Now, an upper brachial plexus injury affects the superior roots, namely spinal nerves C5 and C6, and a classic example of an upper brachial plexus injury is Erb palsy, which can happen in adults as a shoulder trauma that results in an increase in the angle between the neck and the shoulder, or in newborns, when excessive stretching of the neck occurs during childbirth.

The clinical consequences reflect the affected nerves, which are the ones that are derived solely from C5 and C6 roots, namely, the musculocutaneous, axillary, and suprascapular nerves. This causes paralysis of muscles like the biceps brachii, which normally allows forearm flexion and supination, and the infraspinatus and teres minor, so lateral rotation of the arm is affected, as well as the deltoid and supraspinatus muscles, which would usually cause arm abduction but would also be affected. So with superior brachial plexus injuries, the classic finding is a “waiter’s tip position”, which reflects arm adduction and medial rotation, and forearm extension and pronation.

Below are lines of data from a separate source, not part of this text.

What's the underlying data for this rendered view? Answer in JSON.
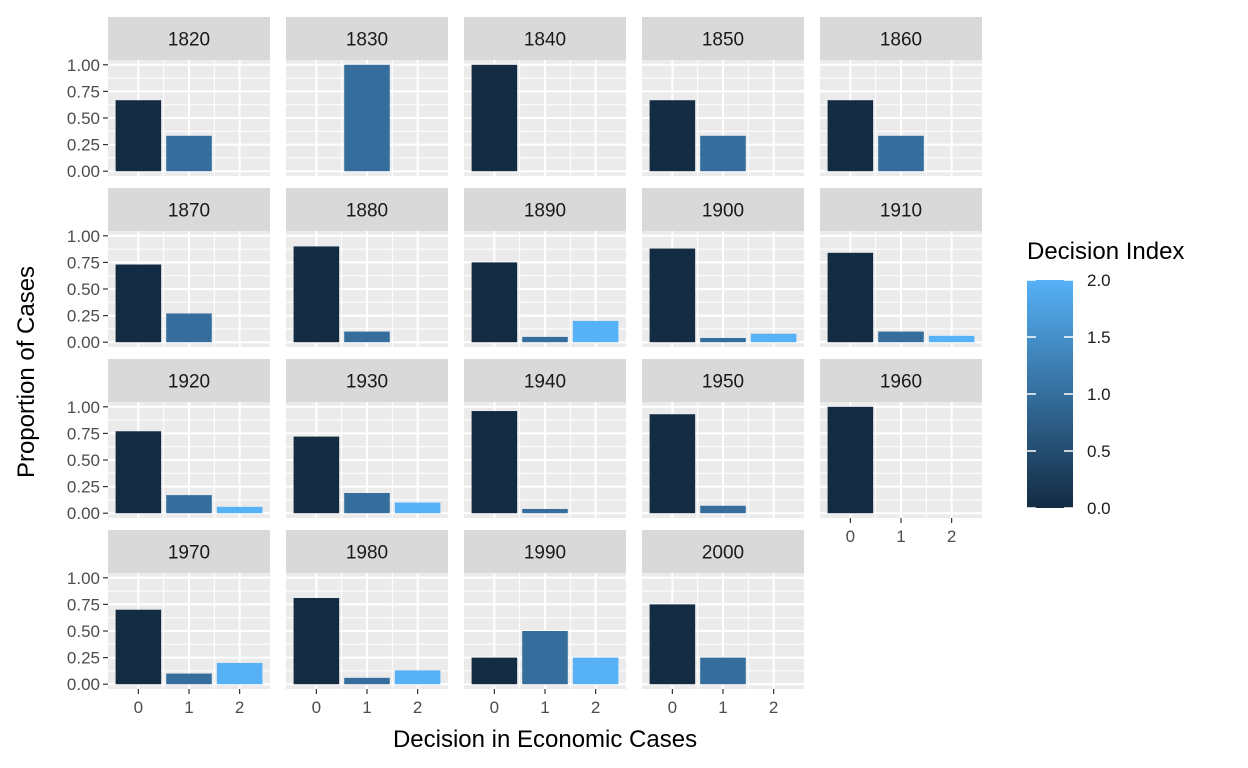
{
  "chart_data": {
    "type": "bar",
    "facet_layout": "wrap",
    "ncol": 5,
    "x_categories": [
      "0",
      "1",
      "2"
    ],
    "y_ticks": [
      "0.00",
      "0.25",
      "0.50",
      "0.75",
      "1.00"
    ],
    "ylim": [
      0,
      1.0
    ],
    "xlabel": "Decision in Economic Cases",
    "ylabel": "Proportion of Cases",
    "legend": {
      "title": "Decision Index",
      "placement": "right",
      "ticks": [
        "0.0",
        "0.5",
        "1.0",
        "1.5",
        "2.0"
      ],
      "range": [
        0,
        2
      ],
      "color_low": "#132B43",
      "color_high": "#56B1F7"
    },
    "panel_background": "#EBEBEB",
    "strip_background": "#D9D9D9",
    "facets": [
      {
        "label": "1820",
        "values": [
          0.667,
          0.333,
          0
        ]
      },
      {
        "label": "1830",
        "values": [
          0,
          1.0,
          0
        ]
      },
      {
        "label": "1840",
        "values": [
          1.0,
          0,
          0
        ]
      },
      {
        "label": "1850",
        "values": [
          0.667,
          0.333,
          0
        ]
      },
      {
        "label": "1860",
        "values": [
          0.667,
          0.333,
          0
        ]
      },
      {
        "label": "1870",
        "values": [
          0.73,
          0.27,
          0
        ]
      },
      {
        "label": "1880",
        "values": [
          0.9,
          0.1,
          0
        ]
      },
      {
        "label": "1890",
        "values": [
          0.75,
          0.05,
          0.2
        ]
      },
      {
        "label": "1900",
        "values": [
          0.88,
          0.04,
          0.08
        ]
      },
      {
        "label": "1910",
        "values": [
          0.84,
          0.1,
          0.06
        ]
      },
      {
        "label": "1920",
        "values": [
          0.77,
          0.17,
          0.06
        ]
      },
      {
        "label": "1930",
        "values": [
          0.72,
          0.19,
          0.1
        ]
      },
      {
        "label": "1940",
        "values": [
          0.96,
          0.04,
          0
        ]
      },
      {
        "label": "1950",
        "values": [
          0.93,
          0.07,
          0
        ]
      },
      {
        "label": "1960",
        "values": [
          1.0,
          0,
          0
        ]
      },
      {
        "label": "1970",
        "values": [
          0.7,
          0.1,
          0.2
        ]
      },
      {
        "label": "1980",
        "values": [
          0.81,
          0.06,
          0.13
        ]
      },
      {
        "label": "1990",
        "values": [
          0.25,
          0.5,
          0.25
        ]
      },
      {
        "label": "2000",
        "values": [
          0.75,
          0.25,
          0
        ]
      }
    ]
  }
}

Lower brachial plexus injuries are much more uncommon, and they affect the inferior roots of the brachial plexus, namely C8 and T1. This can happen because of excessive abduction of the arm, aka an increased angle between the trunk and the upper limb. This could happen to a person falling from a tree and grabbing onto a branch, or during delivery, if the newborn is pulled out by the arm.

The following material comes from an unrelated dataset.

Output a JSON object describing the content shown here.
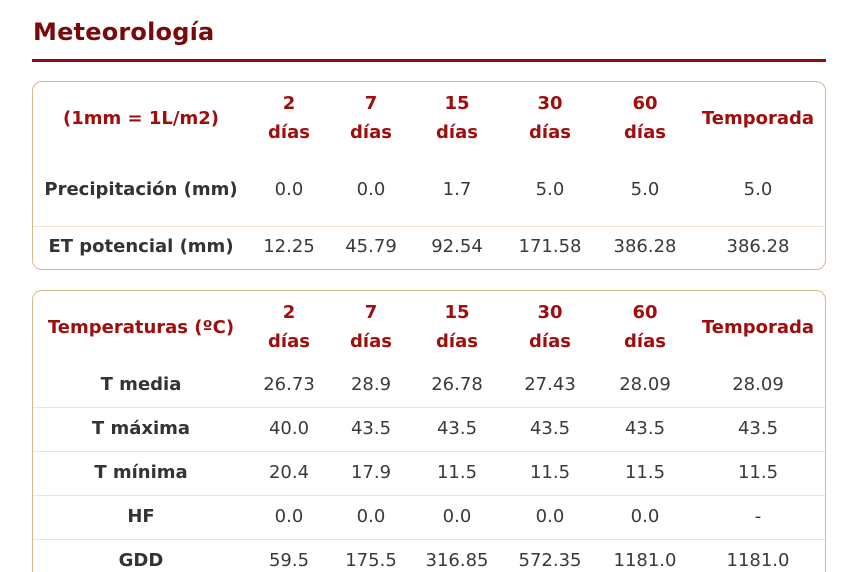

The result is what’s clinically known as Klumpke palsy, which has serious effects on nerves derived from the C8 and T1 roots, like the median and ulnar nerves, and causes loss of sensation along the medial side of the arm, and paralysis of the intrinsic hand muscles. The classic finding is a claw hand, which is due to flexion of the interphalangeal joints, and extension of the metacarpophalangeal, or MCP, joints.

This is mainly due to paralysis of the lumbricals, which normally act to flex the MCP joints and extend the interphalangeal joints, as if you were to be waving “bye-bye”, resulting in unopposed flexion of the interphalangeal joints, and unopposed extension of the MCP joints.

Lower brachial plexus injuries can also occur due to compression of the lower trunk, for example, by an extra (or cervical) rib, or by an apical lung tumor, called a Pancoast tumor. This is an example of thoracic outlet syndrome, and results in the same deficits as seen in Klumpke palsy.

However, thoracic outlet syndrome can also result from damage to any structures that enter and exit the lower neck and upper limbs via the superior thoracic aperture, which is the region above the first rib between the clavicle, sternum, and cervical vertebrae. These structures include the subclavian vessels, which are usually compressed in the scalene triangle, formed by the anterior and middle scalene muscles. The brachial plexus trunks along with the subclavian artery pass through this scalene triangle, where the subclavian vein travels anterior to it. Compression of the subclavian vessels results in upper extremity swelling and exertional arm pain.